While 90% of the children with ALL are cured, this is true for only 60% of those with AML despite the fact that patients will often undergo much more toxic therapies, with severe long-term effects for survivors.

This is why this project is looking for better therapies to help young patients with AML.

In the field of ALL, treatments were improved thanks to the development of highly sensitive genomic technologies to monitor the response of leukaemia to therapy: the amazing sensitivity of these technologies to detect MRD (“measurable” or “minimal” residual disease), opens the way to a personalised adjustment of the treatment.

In practice, a child with an excellent response to therapy (translated by very low to negative MRD), requires less toxic chemotherapy to achieve remission. Conversely, a child with a weak response to initial therapy (translated by a high MRD), will require an intensive chemotherapy and possibly the addition of a bone marrow transplant.

In paediatric AML, one of the big challenges is the lack of highly sensitive methodologies to detect the response of the leukaemia cells to therapy by similar genomic approaches.

This project proposes a novel genomic based methodology to overcome this challenge. This project will utilise this novel approach to not only identify response to therapy but also to characterise the leukemic cells that remain resistant to therapy.

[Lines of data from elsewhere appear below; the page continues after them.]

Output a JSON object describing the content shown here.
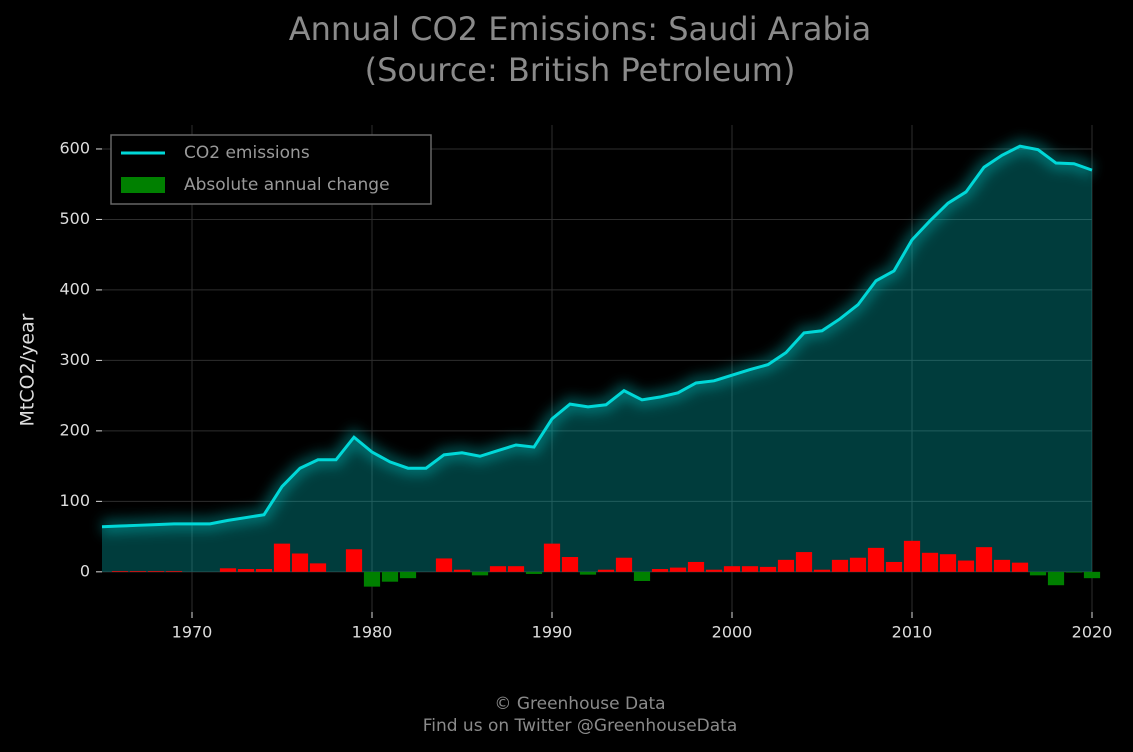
{
  "chart_data": {
    "type": "line-bar",
    "title": "Annual CO2 Emissions: Saudi Arabia",
    "subtitle": "(Source: British Petroleum)",
    "y_label": "MtCO2/year",
    "footer": [
      "© Greenhouse Data",
      "Find us on Twitter @GreenhouseData"
    ],
    "x": [
      1965,
      1966,
      1967,
      1968,
      1969,
      1970,
      1971,
      1972,
      1973,
      1974,
      1975,
      1976,
      1977,
      1978,
      1979,
      1980,
      1981,
      1982,
      1983,
      1984,
      1985,
      1986,
      1987,
      1988,
      1989,
      1990,
      1991,
      1992,
      1993,
      1994,
      1995,
      1996,
      1997,
      1998,
      1999,
      2000,
      2001,
      2002,
      2003,
      2004,
      2005,
      2006,
      2007,
      2008,
      2009,
      2010,
      2011,
      2012,
      2013,
      2014,
      2015,
      2016,
      2017,
      2018,
      2019,
      2020
    ],
    "series": [
      {
        "name": "CO2 emissions",
        "type": "line",
        "color": "#00d8d8",
        "values": [
          64,
          65,
          66,
          67,
          68,
          68,
          68,
          73,
          77,
          81,
          121,
          147,
          159,
          159,
          191,
          170,
          156,
          147,
          147,
          166,
          169,
          164,
          172,
          180,
          177,
          217,
          238,
          234,
          237,
          257,
          244,
          248,
          254,
          268,
          271,
          279,
          287,
          294,
          311,
          339,
          342,
          359,
          379,
          413,
          427,
          471,
          498,
          523,
          539,
          574,
          591,
          604,
          599,
          580,
          579,
          570
        ]
      },
      {
        "name": "Absolute annual change",
        "type": "bar",
        "color": "#008000",
        "positive_color": "#ff0000",
        "values": [
          null,
          1,
          1,
          1,
          1,
          0,
          0,
          5,
          4,
          4,
          40,
          26,
          12,
          0,
          32,
          -21,
          -14,
          -9,
          0,
          19,
          3,
          -5,
          8,
          8,
          -3,
          40,
          21,
          -4,
          3,
          20,
          -13,
          4,
          6,
          14,
          3,
          8,
          8,
          7,
          17,
          28,
          3,
          17,
          20,
          34,
          14,
          44,
          27,
          25,
          16,
          35,
          17,
          13,
          -5,
          -19,
          -1,
          -9
        ]
      }
    ],
    "xlim": [
      1965,
      2020
    ],
    "xticks": [
      1970,
      1980,
      1990,
      2000,
      2010,
      2020
    ],
    "ylim": [
      -57,
      634
    ],
    "yticks": [
      0,
      100,
      200,
      300,
      400,
      500,
      600
    ],
    "grid": true,
    "legend": "upper-left"
  }
}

This could also lead to identification of novel drugs that may beat this resistance.

This project is a collaboration between two investigators with complementary skills: one internationally renowned computational genomic expert and one well-known paediatric leukaemia physician-scientist.

Thanks to the team’s close connections with the ITCC network, the methodologies developed in this project will be swiftly translated and disseminated among the leukaemia community. The development of the monitoring tools proposed by this project will hopefully lead to a precise adjustment of therapy for each child with AML and, consequently, to improve their chances to cure.